Once you have their name — and you usually will if they have a requisition — use it. A title and a last name, or just a first name — follow the patient’s lead once they’ve introduced themselves. If you don’t have a strong preference, first name is almost always appropriate and immediately personalizes the interaction without crossing into overfamiliarity.
Watch your autopilot. If “honey” or “sweetie” is coming out of your mouth without you consciously choosing it, that’s the signal to slow down. Habits don’t disappear on their own — they have to be interrupted. Pay attention to what you’re saying during patient interactions for a few days. You might be surprised.
Don’t overcorrect into coldness. Warm, professional, and personal are not mutually exclusive. You can be genuinely kind and caring without relying on pet names to signal it — and honestly, the things that actually make patients feel cared for have nothing to do with what you call them.
Smile when you greet them. Make eye contact. Speak in a friendly, unhurried voice even when you’re slammed and running behind. If a patient has a question, stop and answer it — really answer it, not just a brush-off on your way to the next arm. Explain what you’re doing before you do it. Acknowledge when someone seems nervous. These are the things patients remember. These are the things that make someone leave your draw station feeling like they were seen and taken care of. A warm tone and genuine attentiveness will do far more for patient experience than any pet name ever could — and they hold up under any scrutiny.
A Note on the Flip Side
Patients will call you pet names too. “Thank you, honey.” “You’re so good at this, sweetie.” It happens constantly, and it almost always comes from a place of genuine gratitude or affection.
You don’t have to hold patients to the same standard you hold yourself. They’re nervous, they’re vulnerable, and when someone just made an uncomfortable experience easier, they sometimes reach for the warmest word they know. That’s human. Let it be human.
But it’s worth noticing the double standard — and letting it remind you of how quickly and automatically those words come out when we’re trying to express care. Your patients are doing the same thing you might be tempted to do. The difference is that you’re the professional in the room.

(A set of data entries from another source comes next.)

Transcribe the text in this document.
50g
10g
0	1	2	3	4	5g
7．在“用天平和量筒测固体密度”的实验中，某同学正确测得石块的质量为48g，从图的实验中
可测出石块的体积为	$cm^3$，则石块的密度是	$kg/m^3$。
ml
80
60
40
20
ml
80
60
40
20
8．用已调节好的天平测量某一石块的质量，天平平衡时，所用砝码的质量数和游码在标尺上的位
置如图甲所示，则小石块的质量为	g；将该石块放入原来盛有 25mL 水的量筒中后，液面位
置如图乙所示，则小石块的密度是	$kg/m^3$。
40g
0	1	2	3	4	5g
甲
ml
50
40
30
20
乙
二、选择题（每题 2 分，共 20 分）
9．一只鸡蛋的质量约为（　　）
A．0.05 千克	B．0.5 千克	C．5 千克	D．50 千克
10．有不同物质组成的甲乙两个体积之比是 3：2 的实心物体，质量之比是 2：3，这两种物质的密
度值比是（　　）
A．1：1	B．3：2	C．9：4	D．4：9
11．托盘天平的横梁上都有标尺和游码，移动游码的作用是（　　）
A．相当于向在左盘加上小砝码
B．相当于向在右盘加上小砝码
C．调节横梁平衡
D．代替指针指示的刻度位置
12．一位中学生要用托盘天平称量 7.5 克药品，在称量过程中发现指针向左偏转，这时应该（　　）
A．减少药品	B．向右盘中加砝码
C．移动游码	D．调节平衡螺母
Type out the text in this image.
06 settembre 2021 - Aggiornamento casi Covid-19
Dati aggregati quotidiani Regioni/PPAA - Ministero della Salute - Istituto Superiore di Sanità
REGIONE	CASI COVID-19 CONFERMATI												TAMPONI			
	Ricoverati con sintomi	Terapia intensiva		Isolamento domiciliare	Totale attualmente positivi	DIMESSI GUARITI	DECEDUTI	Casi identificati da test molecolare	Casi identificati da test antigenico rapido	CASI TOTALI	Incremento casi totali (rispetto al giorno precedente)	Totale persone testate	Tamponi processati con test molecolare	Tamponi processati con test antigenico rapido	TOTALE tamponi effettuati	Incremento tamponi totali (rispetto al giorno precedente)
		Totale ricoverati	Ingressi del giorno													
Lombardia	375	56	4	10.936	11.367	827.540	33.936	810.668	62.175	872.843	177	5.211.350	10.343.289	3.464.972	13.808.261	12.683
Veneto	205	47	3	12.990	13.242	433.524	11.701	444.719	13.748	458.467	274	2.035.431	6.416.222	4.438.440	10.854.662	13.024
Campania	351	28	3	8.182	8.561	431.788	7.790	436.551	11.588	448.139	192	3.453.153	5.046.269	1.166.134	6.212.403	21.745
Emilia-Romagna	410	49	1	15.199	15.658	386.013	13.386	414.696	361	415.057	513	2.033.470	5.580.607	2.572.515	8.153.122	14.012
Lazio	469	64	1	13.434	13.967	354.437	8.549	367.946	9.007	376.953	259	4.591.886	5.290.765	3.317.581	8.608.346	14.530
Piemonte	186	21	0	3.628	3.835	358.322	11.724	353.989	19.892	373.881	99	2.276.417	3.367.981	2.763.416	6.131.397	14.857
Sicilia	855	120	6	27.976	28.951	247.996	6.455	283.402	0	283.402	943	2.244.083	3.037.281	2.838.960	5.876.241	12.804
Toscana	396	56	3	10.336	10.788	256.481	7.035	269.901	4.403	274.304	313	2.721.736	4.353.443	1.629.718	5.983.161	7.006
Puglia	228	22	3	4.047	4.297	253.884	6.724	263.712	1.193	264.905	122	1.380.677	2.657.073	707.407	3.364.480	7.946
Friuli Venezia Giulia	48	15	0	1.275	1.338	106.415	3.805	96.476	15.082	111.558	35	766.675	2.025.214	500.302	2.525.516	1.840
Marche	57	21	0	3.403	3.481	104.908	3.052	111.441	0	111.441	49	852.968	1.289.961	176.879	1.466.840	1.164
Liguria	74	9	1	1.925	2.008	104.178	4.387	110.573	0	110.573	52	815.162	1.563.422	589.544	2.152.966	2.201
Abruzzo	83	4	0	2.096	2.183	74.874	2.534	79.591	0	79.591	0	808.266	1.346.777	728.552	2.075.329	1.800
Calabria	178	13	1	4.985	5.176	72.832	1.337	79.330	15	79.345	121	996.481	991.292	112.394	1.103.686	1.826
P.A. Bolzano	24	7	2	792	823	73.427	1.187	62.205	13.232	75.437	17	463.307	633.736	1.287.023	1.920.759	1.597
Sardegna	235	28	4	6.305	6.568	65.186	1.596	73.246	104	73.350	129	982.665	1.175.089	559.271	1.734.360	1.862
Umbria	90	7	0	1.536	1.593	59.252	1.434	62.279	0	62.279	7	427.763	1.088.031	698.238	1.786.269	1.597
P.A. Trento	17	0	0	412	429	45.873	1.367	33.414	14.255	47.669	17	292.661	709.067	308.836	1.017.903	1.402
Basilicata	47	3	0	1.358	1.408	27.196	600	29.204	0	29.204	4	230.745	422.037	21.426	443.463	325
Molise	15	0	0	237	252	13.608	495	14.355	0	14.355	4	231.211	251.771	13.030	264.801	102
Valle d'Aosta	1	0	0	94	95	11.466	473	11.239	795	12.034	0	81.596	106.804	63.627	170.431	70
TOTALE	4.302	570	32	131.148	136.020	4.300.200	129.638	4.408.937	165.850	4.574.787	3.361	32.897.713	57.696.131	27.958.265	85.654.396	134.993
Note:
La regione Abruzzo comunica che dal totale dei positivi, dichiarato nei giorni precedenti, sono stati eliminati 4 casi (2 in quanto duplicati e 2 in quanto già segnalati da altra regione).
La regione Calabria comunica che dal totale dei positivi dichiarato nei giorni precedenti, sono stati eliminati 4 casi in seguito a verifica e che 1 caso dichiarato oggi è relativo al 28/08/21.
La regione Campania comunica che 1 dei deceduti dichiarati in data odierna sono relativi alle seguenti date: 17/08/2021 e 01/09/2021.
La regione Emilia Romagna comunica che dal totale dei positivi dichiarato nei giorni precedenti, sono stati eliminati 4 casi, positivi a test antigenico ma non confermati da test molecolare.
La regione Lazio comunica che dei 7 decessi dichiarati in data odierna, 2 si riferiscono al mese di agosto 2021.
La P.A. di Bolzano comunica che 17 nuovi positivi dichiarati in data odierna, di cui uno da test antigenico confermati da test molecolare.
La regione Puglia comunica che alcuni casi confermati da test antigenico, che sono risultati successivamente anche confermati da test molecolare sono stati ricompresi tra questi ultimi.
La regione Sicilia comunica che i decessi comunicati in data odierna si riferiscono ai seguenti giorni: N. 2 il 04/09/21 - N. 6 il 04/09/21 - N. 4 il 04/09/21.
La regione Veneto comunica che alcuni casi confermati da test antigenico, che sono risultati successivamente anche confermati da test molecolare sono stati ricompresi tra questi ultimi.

That said, there’s a line. If a patient’s familiarity crosses into something that feels inappropriate or predatory — and unfortunately it happens — you don’t have to tolerate it. Ask them to stop. Tell your manager. And if the behavior continues, it’s completely reasonable to refuse to serve that patient again. Being professional doesn’t mean being a target.
What Patients Remember
Phlebotomists are often the first hands-on contact a patient has in a healthcare encounter. That moment sets a tone — for their experience with you, and sometimes for their experience with the entire facility.
Calling someone by their name instead of “sweetie” won’t make you less warm. It won’t make the interaction feel clinical or cold. What it will do is communicate something important: that you see this person as an individual who deserves to be addressed with the same respect you’d want for yourself.
You are the professional. You set the standard. Make sure it’s one you’re proud of.